Well it would help if you:

a.) can name at least the website you're trying to crawl b.) ideally you can make a small test case that illustrates the problem you're having and is reproduceable

Like a simple problem description & some code like in #311 goes a long way to help to reproduce & understand what you're trying to do.

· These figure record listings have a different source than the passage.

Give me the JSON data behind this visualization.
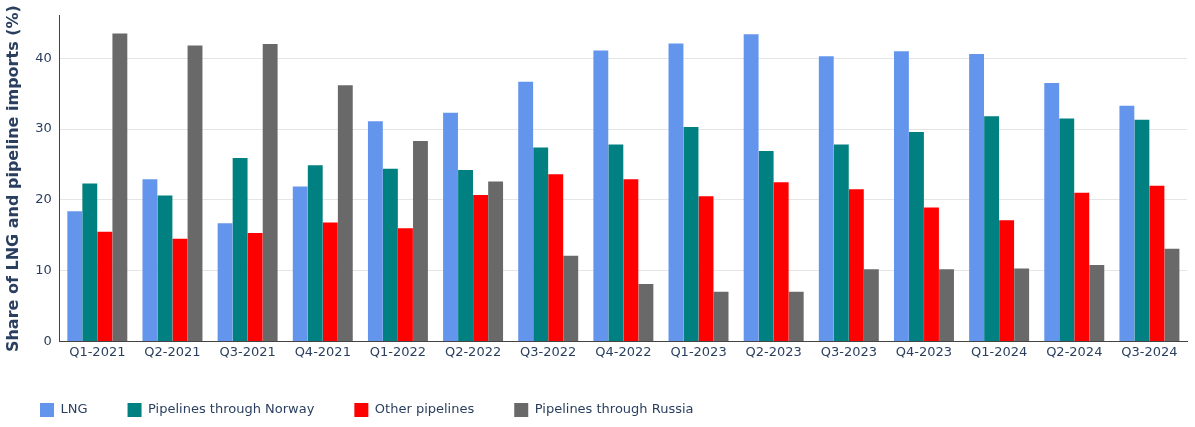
{
  "chart_data": {
    "type": "bar",
    "ylabel": "Share of LNG and pipeline imports (%)",
    "categories": [
      "Q1-2021",
      "Q2-2021",
      "Q3-2021",
      "Q4-2021",
      "Q1-2022",
      "Q2-2022",
      "Q3-2022",
      "Q4-2022",
      "Q1-2023",
      "Q2-2023",
      "Q3-2023",
      "Q4-2023",
      "Q1-2024",
      "Q2-2024",
      "Q3-2024"
    ],
    "series": [
      {
        "name": "LNG",
        "color": "#6495ed",
        "values": [
          18.4,
          22.9,
          16.7,
          21.9,
          31.1,
          32.3,
          36.7,
          41.1,
          42.1,
          43.4,
          40.3,
          41.0,
          40.6,
          36.5,
          33.3
        ]
      },
      {
        "name": "Pipelines through Norway",
        "color": "#008080",
        "values": [
          22.3,
          20.6,
          25.9,
          24.9,
          24.4,
          24.2,
          27.4,
          27.8,
          30.3,
          26.9,
          27.8,
          29.6,
          31.8,
          31.5,
          31.3
        ]
      },
      {
        "name": "Other pipelines",
        "color": "#ff0000",
        "values": [
          15.5,
          14.5,
          15.3,
          16.8,
          16.0,
          20.7,
          23.6,
          22.9,
          20.5,
          22.5,
          21.5,
          18.9,
          17.1,
          21.0,
          22.0
        ]
      },
      {
        "name": "Pipelines through Russia",
        "color": "#696969",
        "values": [
          43.5,
          41.8,
          42.0,
          36.2,
          28.3,
          22.6,
          12.1,
          8.1,
          7.0,
          7.0,
          10.2,
          10.2,
          10.3,
          10.8,
          13.1
        ]
      }
    ],
    "ylim": [
      0,
      46
    ],
    "yticks": [
      0,
      10,
      20,
      30,
      40
    ],
    "grid": "y",
    "legend": "bottom left"
  }
}
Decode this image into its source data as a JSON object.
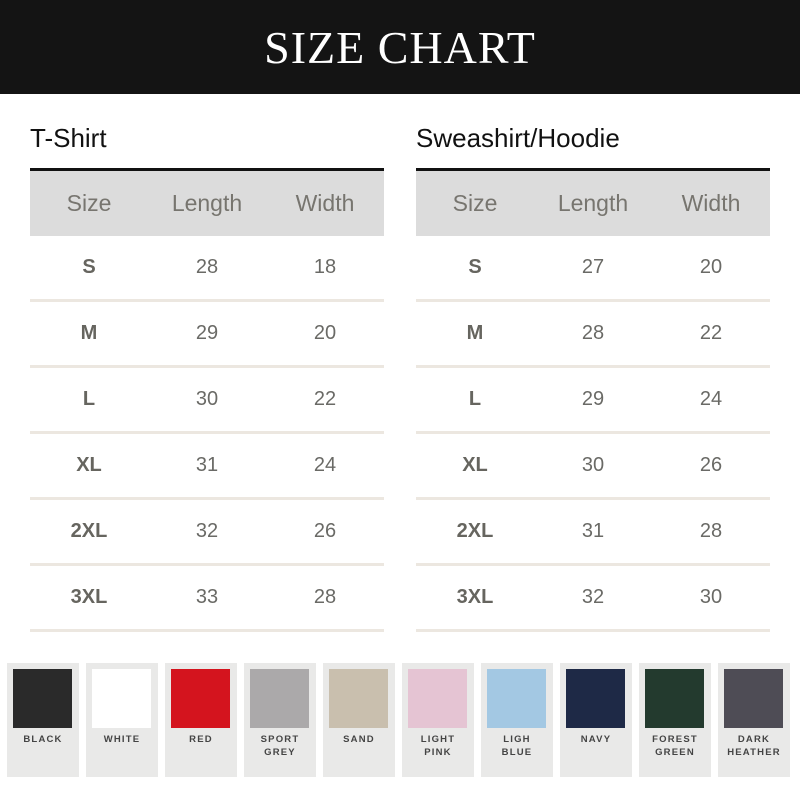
{
  "title": "SIZE CHART",
  "tables": [
    {
      "title": "T-Shirt",
      "headers": [
        "Size",
        "Length",
        "Width"
      ],
      "rows": [
        [
          "S",
          "28",
          "18"
        ],
        [
          "M",
          "29",
          "20"
        ],
        [
          "L",
          "30",
          "22"
        ],
        [
          "XL",
          "31",
          "24"
        ],
        [
          "2XL",
          "32",
          "26"
        ],
        [
          "3XL",
          "33",
          "28"
        ]
      ]
    },
    {
      "title": "Sweashirt/Hoodie",
      "headers": [
        "Size",
        "Length",
        "Width"
      ],
      "rows": [
        [
          "S",
          "27",
          "20"
        ],
        [
          "M",
          "28",
          "22"
        ],
        [
          "L",
          "29",
          "24"
        ],
        [
          "XL",
          "30",
          "26"
        ],
        [
          "2XL",
          "31",
          "28"
        ],
        [
          "3XL",
          "32",
          "30"
        ]
      ]
    }
  ],
  "colors": [
    {
      "label": "BLACK",
      "hex": "#2a2a2a"
    },
    {
      "label": "WHITE",
      "hex": "#ffffff"
    },
    {
      "label": "RED",
      "hex": "#d4141e"
    },
    {
      "label": "SPORT\nGREY",
      "hex": "#aba9aa"
    },
    {
      "label": "SAND",
      "hex": "#c9bfae"
    },
    {
      "label": "LIGHT\nPINK",
      "hex": "#e5c4d3"
    },
    {
      "label": "LIGH\nBLUE",
      "hex": "#a3c8e3"
    },
    {
      "label": "NAVY",
      "hex": "#1e2946"
    },
    {
      "label": "FOREST\nGREEN",
      "hex": "#233a2e"
    },
    {
      "label": "DARK\nHEATHER",
      "hex": "#4e4c55"
    }
  ]
}
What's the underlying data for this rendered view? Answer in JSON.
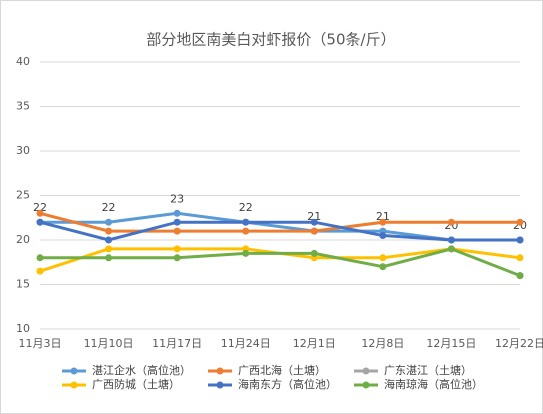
{
  "chart_data": {
    "type": "line",
    "title": "部分地区南美白对虾报价（50条/斤）",
    "categories": [
      "11月3日",
      "11月10日",
      "11月17日",
      "11月24日",
      "12月1日",
      "12月8日",
      "12月15日",
      "12月22日"
    ],
    "ylim": [
      10,
      40
    ],
    "yticks": [
      10,
      15,
      20,
      25,
      30,
      35,
      40
    ],
    "grid": true,
    "series": [
      {
        "name": "湛江企水（高位池）",
        "color": "#5b9bd5",
        "values": [
          22,
          22,
          23,
          22,
          21,
          21,
          20,
          20
        ],
        "labels": true
      },
      {
        "name": "广西北海（土塘）",
        "color": "#ed7d31",
        "values": [
          23,
          21,
          21,
          21,
          21,
          22,
          22,
          22
        ]
      },
      {
        "name": "广东湛江（土塘）",
        "color": "#a5a5a5",
        "values": [
          null,
          null,
          null,
          null,
          null,
          null,
          null,
          16
        ]
      },
      {
        "name": "广西防城（土塘）",
        "color": "#ffc000",
        "values": [
          16.5,
          19,
          19,
          19,
          18,
          18,
          19,
          18
        ]
      },
      {
        "name": "海南东方（高位池）",
        "color": "#4472c4",
        "values": [
          22,
          20,
          22,
          22,
          22,
          20.5,
          20,
          20
        ]
      },
      {
        "name": "海南琼海（高位池）",
        "color": "#70ad47",
        "values": [
          18,
          18,
          18,
          18.5,
          18.5,
          17,
          19,
          16
        ]
      }
    ]
  }
}
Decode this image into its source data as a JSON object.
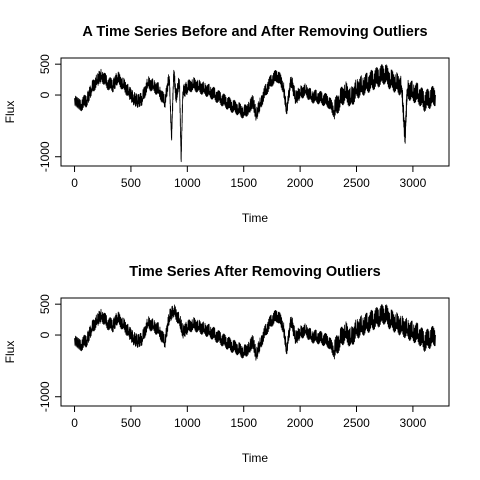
{
  "chart_data": [
    {
      "type": "line",
      "title": "A Time Series Before and After Removing Outliers",
      "xlabel": "Time",
      "ylabel": "Flux",
      "xlim": [
        -120,
        3320
      ],
      "ylim": [
        -1150,
        600
      ],
      "xticks": [
        0,
        500,
        1000,
        1500,
        2000,
        2500,
        3000
      ],
      "yticks": [
        500,
        0,
        -1000
      ],
      "grid": false,
      "series": [
        {
          "values_note_x": "time",
          "x": [
            0,
            60,
            110,
            150,
            200,
            240,
            290,
            340,
            380,
            430,
            480,
            520,
            560,
            600,
            650,
            700,
            750,
            800,
            840,
            860,
            880,
            900,
            930,
            945,
            960,
            1000,
            1050,
            1100,
            1150,
            1200,
            1250,
            1300,
            1350,
            1400,
            1450,
            1500,
            1550,
            1580,
            1610,
            1650,
            1700,
            1750,
            1800,
            1850,
            1880,
            1920,
            1960,
            2000,
            2050,
            2100,
            2150,
            2200,
            2250,
            2300,
            2350,
            2400,
            2450,
            2500,
            2550,
            2600,
            2650,
            2700,
            2750,
            2800,
            2850,
            2900,
            2930,
            2950,
            3000,
            3050,
            3100,
            3150,
            3200
          ],
          "y": [
            -50,
            -150,
            -80,
            100,
            250,
            320,
            200,
            150,
            280,
            180,
            60,
            -50,
            -100,
            -60,
            200,
            150,
            80,
            -120,
            300,
            -700,
            400,
            -50,
            250,
            -1050,
            50,
            120,
            180,
            140,
            100,
            60,
            0,
            -60,
            -120,
            -180,
            -220,
            -280,
            -200,
            -100,
            -320,
            -120,
            100,
            250,
            320,
            150,
            -250,
            250,
            -50,
            40,
            80,
            -20,
            -30,
            -60,
            -100,
            -250,
            -80,
            60,
            -50,
            100,
            150,
            200,
            250,
            300,
            350,
            250,
            200,
            150,
            -700,
            100,
            50,
            20,
            -100,
            -50,
            0
          ]
        }
      ]
    },
    {
      "type": "line",
      "title": "Time Series After Removing Outliers",
      "xlabel": "Time",
      "ylabel": "Flux",
      "xlim": [
        -120,
        3320
      ],
      "ylim": [
        -1150,
        600
      ],
      "xticks": [
        0,
        500,
        1000,
        1500,
        2000,
        2500,
        3000
      ],
      "yticks": [
        500,
        0,
        -1000
      ],
      "grid": false,
      "series": [
        {
          "x": [
            0,
            60,
            110,
            150,
            200,
            240,
            290,
            340,
            380,
            430,
            480,
            520,
            560,
            600,
            650,
            700,
            750,
            800,
            840,
            880,
            930,
            960,
            1000,
            1050,
            1100,
            1150,
            1200,
            1250,
            1300,
            1350,
            1400,
            1450,
            1500,
            1550,
            1580,
            1610,
            1650,
            1700,
            1750,
            1800,
            1850,
            1880,
            1920,
            1960,
            2000,
            2050,
            2100,
            2150,
            2200,
            2250,
            2300,
            2350,
            2400,
            2450,
            2500,
            2550,
            2600,
            2650,
            2700,
            2750,
            2800,
            2850,
            2900,
            2950,
            3000,
            3050,
            3100,
            3150,
            3200
          ],
          "y": [
            -50,
            -150,
            -80,
            100,
            250,
            320,
            200,
            150,
            280,
            180,
            60,
            -50,
            -100,
            -60,
            200,
            150,
            80,
            -120,
            300,
            400,
            250,
            50,
            120,
            180,
            140,
            100,
            60,
            0,
            -60,
            -120,
            -180,
            -220,
            -280,
            -200,
            -100,
            -320,
            -120,
            100,
            250,
            320,
            150,
            -250,
            250,
            -50,
            40,
            80,
            -20,
            -30,
            -60,
            -100,
            -250,
            -80,
            60,
            -50,
            100,
            150,
            200,
            250,
            300,
            350,
            250,
            200,
            150,
            100,
            50,
            20,
            -100,
            -50,
            0
          ]
        }
      ]
    }
  ]
}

meladkadies commented 3 years ago

Well it would help if you:

a.) can name at least the website you're trying to crawl b.) ideally you can make a small test case that illustrates the problem you're having and is reproduceable

Like a simple problem description & some code like in #311 goes a long way to help to reproduce & understand what you're trying to do.

ok man

code of main class

package com.MKdesign;

import com.gargoylesoftware.htmlunit.WebClient; import com.gargoylesoftware.htmlunit.html.HtmlPage; import org.jsoup.Jsoup; import org.jsoup.nodes.Document; import org.jsoup.nodes.Element; import org.jsoup.select.Elements;

import java.io.IOException; import java.util.ArrayList;

public class Main {

static ArrayList<String> cat = new ArrayList<String>();
static ArrayList<String> news = new ArrayList<String>();
public static void main(String[] args)  {
    String url="https://www.cairo24.com/";
    get_cat(1,url);
    try {
        get_news();
    } catch (Exception e) {
        e.printStackTrace();
    }
}
private static void get_cat(int lvl,String link) {
    //getcat
    Document doc = Crawlerbase.requset_catg(link);
    Elements links = doc.getElementsByClass("nav-link");
    for (Element lnk : links) {
        String href = lnk.attr("href");
        if (href.equals("#")) {
            href = null;
        } else {
            cat.add(href);
        }
    }
    //end getcat

    //get news

    //endgetnews
    //System.out.println(news);
}
public static void get_news()throws Exception{
    Crawlerbase setup=new Crawlerbase();
    setup.request_map();
    for(int i=2;i<cat.size();i++){
        try(WebClient cli=Crawlerbase.get_driver()) {
            String urlg=cat.get(i).toString();
            cli.waitForBackgroundJavaScript(25000);
            HtmlPage pag=cli.getPage(urlg);
       pag.executeJavaScript("window.scrollTo(0,document.body.scrollHeight);");
        cli.waitForBackgroundJavaScript(10000);
        Document doc1= Jsoup.parse(pag.asXml());
        Elements divs=doc1.getElementsByClass("news");
        for (Element div : divs) {
            String href1 = div.child(1).attr("href");
            if (href1.equals("#")) {
                href1 = null;
            } else {
                news.add(href1);
            }
        }
            cli.close();

        }

        System.out.println(news);

    }
}

}

code of the helper class

package com.MKdesign; import com.gargoylesoftware.htmlunit.BrowserVersion; import com.gargoylesoftware.htmlunit.NicelyResynchronizingAjaxController; import com.gargoylesoftware.htmlunit.WebClient; import com.gargoylesoftware.htmlunit.html.HtmlPage; import org.jsoup.Connection; import org.jsoup.Jsoup; import org.jsoup.nodes.Document;

import java.io.IOException;

public class Crawlerbase { public static WebClient webClient; public void request_map() throws Exception { webClient = new WebClient(BrowserVersion.CHROME); webClient.getOptions().setCssEnabled(false); webClient.getOptions().setJavaScriptEnabled(true); webClient.getOptions().setRedirectEnabled(true); webClient.getOptions().setThrowExceptionOnScriptError(false); webClient.setAjaxController(new NicelyResynchronizingAjaxController()); webClient.getOptions().setTimeout(500); } public static WebClient get_driver(){ return webClient; }

public static Document requset_catg(String link){
    try{
        Connection con= Jsoup.connect(link);
        Document doc=con.get();
        if(con.response().statusCode()==200){
            return doc;
        }
        return null;
    }
    catch(IOException e){
        return null;
    }

}

}

rbri commented 3 years ago

To make it more simple for us, can you please strip down your sample to pure HtmlUnit. From my point of view there is no functionality in Jsoup that is not also available in HtmlUnit. This will make it simpler for us to reproduce your case. Thanks.